1) 24 Hours of daylight (or lack thereof)
During summer, Iceland is constantly exposed to sunlight and during winter, it sees very little of it. For a traveler recovering from jetlag, this constant daylight or darkness isn’t just an interesting phenomenon; it’s a huge inconvenience. Your body is already confused about what time to go to bed; when you couple that with the sun shining all night long or (in winter) not being there almost at all, you get insomnia-filled nights and very groggy days.
2) Expensive food
I’d heard the food was expensive before visiting, but seeing it for myself was unbelievable. Six bucks for a loaf of bread? Five bucks for a pound of oranges?! Even a sandwich in a small café cost fifteen dollars! Iceland is almost literally a giant island of ice, so not a whole lot grows there. Most food needs to be imported, which means it comes with a heavy price tag, both for locals and tourists.

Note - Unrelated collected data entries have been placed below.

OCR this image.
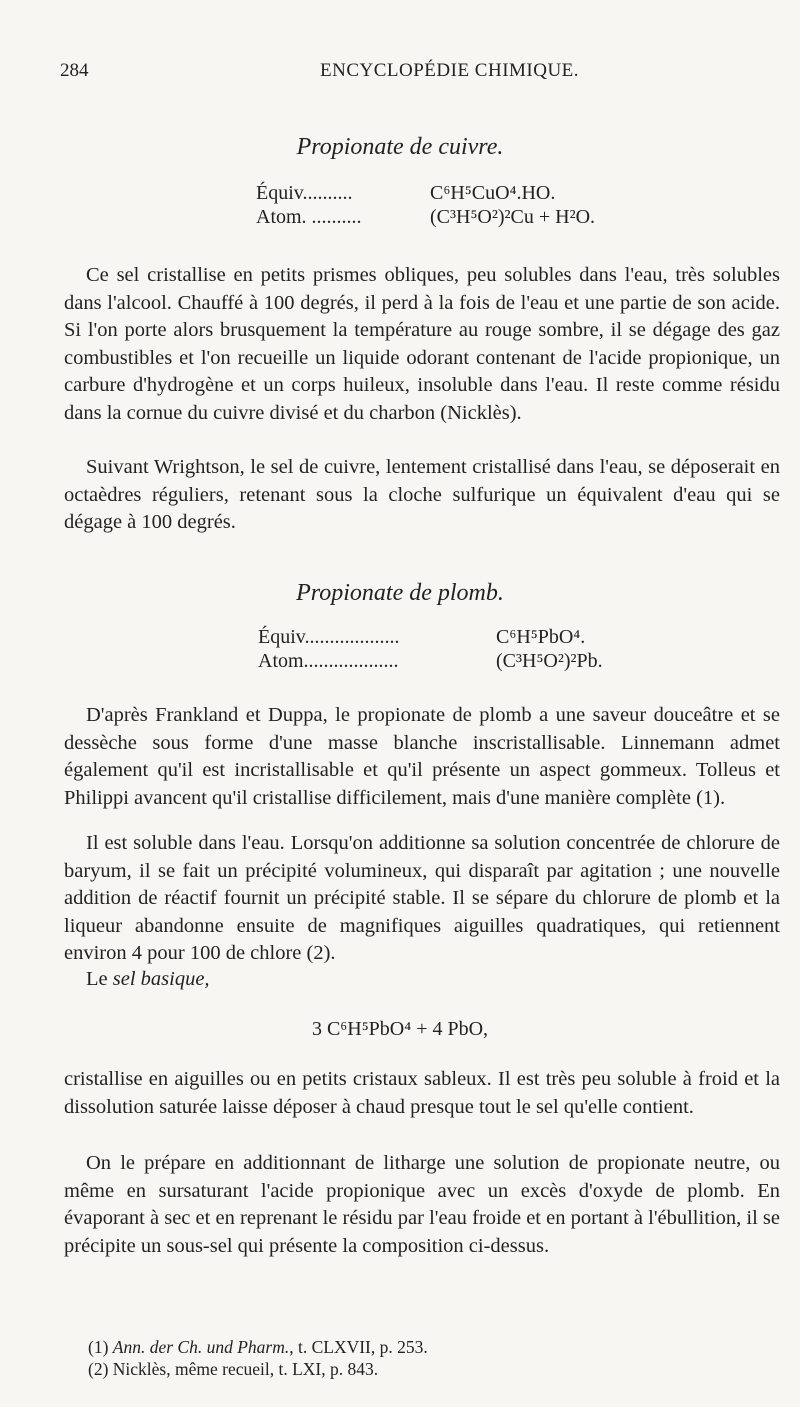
284	ENCYCLOPÉDIE CHIMIQUE.
Propionate de cuivre.
Équiv..........	C⁶H⁵CuO⁴.HO.
Atom. ..........	(C³H⁵O²)²Cu + H²O.

Ce sel cristallise en petits prismes obliques, peu solubles dans l'eau, très solubles dans l'alcool. Chauffé à 100 degrés, il perd à la fois de l'eau et une partie de son acide. Si l'on porte alors brusquement la température au rouge sombre, il se dégage des gaz combustibles et l'on recueille un liquide odorant contenant de l'acide propionique, un carbure d'hydrogène et un corps huileux, insoluble dans l'eau. Il reste comme résidu dans la cornue du cuivre divisé et du charbon (Nicklès).

Suivant Wrightson, le sel de cuivre, lentement cristallisé dans l'eau, se déposerait en octaèdres réguliers, retenant sous la cloche sulfurique un équivalent d'eau qui se dégage à 100 degrés.

Propionate de plomb.
Équiv...................	C⁶H⁵PbO⁴.
Atom...................	(C³H⁵O²)²Pb.

D'après Frankland et Duppa, le propionate de plomb a une saveur douceâtre et se dessèche sous forme d'une masse blanche inscristallisable. Linnemann admet également qu'il est incristallisable et qu'il présente un aspect gommeux. Tolleus et Philippi avancent qu'il cristallise difficilement, mais d'une manière complète (1).

Il est soluble dans l'eau. Lorsqu'on additionne sa solution concentrée de chlorure de baryum, il se fait un précipité volumineux, qui disparaît par agitation ; une nouvelle addition de réactif fournit un précipité stable. Il se sépare du chlorure de plomb et la liqueur abandonne ensuite de magnifiques aiguilles quadratiques, qui retiennent environ 4 pour 100 de chlore (2).

Le sel basique,

3 C⁶H⁵PbO⁴ + 4 PbO,

cristallise en aiguilles ou en petits cristaux sableux. Il est très peu soluble à froid et la dissolution saturée laisse déposer à chaud presque tout le sel qu'elle contient.

On le prépare en additionnant de litharge une solution de propionate neutre, ou même en sursaturant l'acide propionique avec un excès d'oxyde de plomb. En évaporant à sec et en reprenant le résidu par l'eau froide et en portant à l'ébullition, il se précipite un sous-sel qui présente la composition ci-dessus.

(1) Ann. der Ch. und Pharm., t. CLXVII, p. 253.
(2) Nicklès, même recueil, t. LXI, p. 843.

Iceland is a beautiful country that attracts millions of visitors each year. Unfortunately, those visitors are slowly killing the country’s natural beauty. Plastic wrappers and beer cans litter popular attractions. Old hot springs used for centuries by locals are becoming overused and unsafe because of microbes brought by tourists. With the number of tourists exploding from just under 300,000 in 2000 to 1.7 million in 2016, Iceland is seriously lacking in infrastructure, personnel, and laws to keep their island (population 330,00) from getting trampled under tourists’ feet.
1) 24 hours of daylight
While initially confusing, having 24 hours of daylight became a huge advantage in my trip. Instead of fighting my jetlag, I went with it; going to bed at 4 am, waking up at noon. Iceland is a very popular country, especially during summer. By ignoring the time on the clock, I was able to enjoy all the tourist sights without all the tourists.
2) Chillest people
I mean, they live in a place named after ice, but Icelanders are seriously chill. When I picked up a car from an Icelandic-owned rental car company, they told me not worry if the car got any scratches or whether I returned it with a full tank of gas. “Just make sure all the doors are on when you bring it back.” When a pile of rental camping equipment cost me five times more than I expected, the outdoor store I was at gave me a full refund, even though I didn’t realize my mistake until 20 minutes after the fact AND they supposedly had a no-refund policy. Maybe I’m just special (which I’m willing to believe), but they are a super easy-going and accommodating group of people.
3) Nature (DUH)
Going to Iceland feels like visiting a land before time, but no dinosaurs. Outside the cities and villages, the only manmade thing you can see is the road. No billboards, no powerlines. Just the road and what God put there (and the occasional crashed airplane).
If you’re visiting Iceland for jaw-dropping landscapes and awesome selfies, it’s the place for you. If you’re looking for a unique vacation to do things and see places no one has done or seen before, you’re several years too late.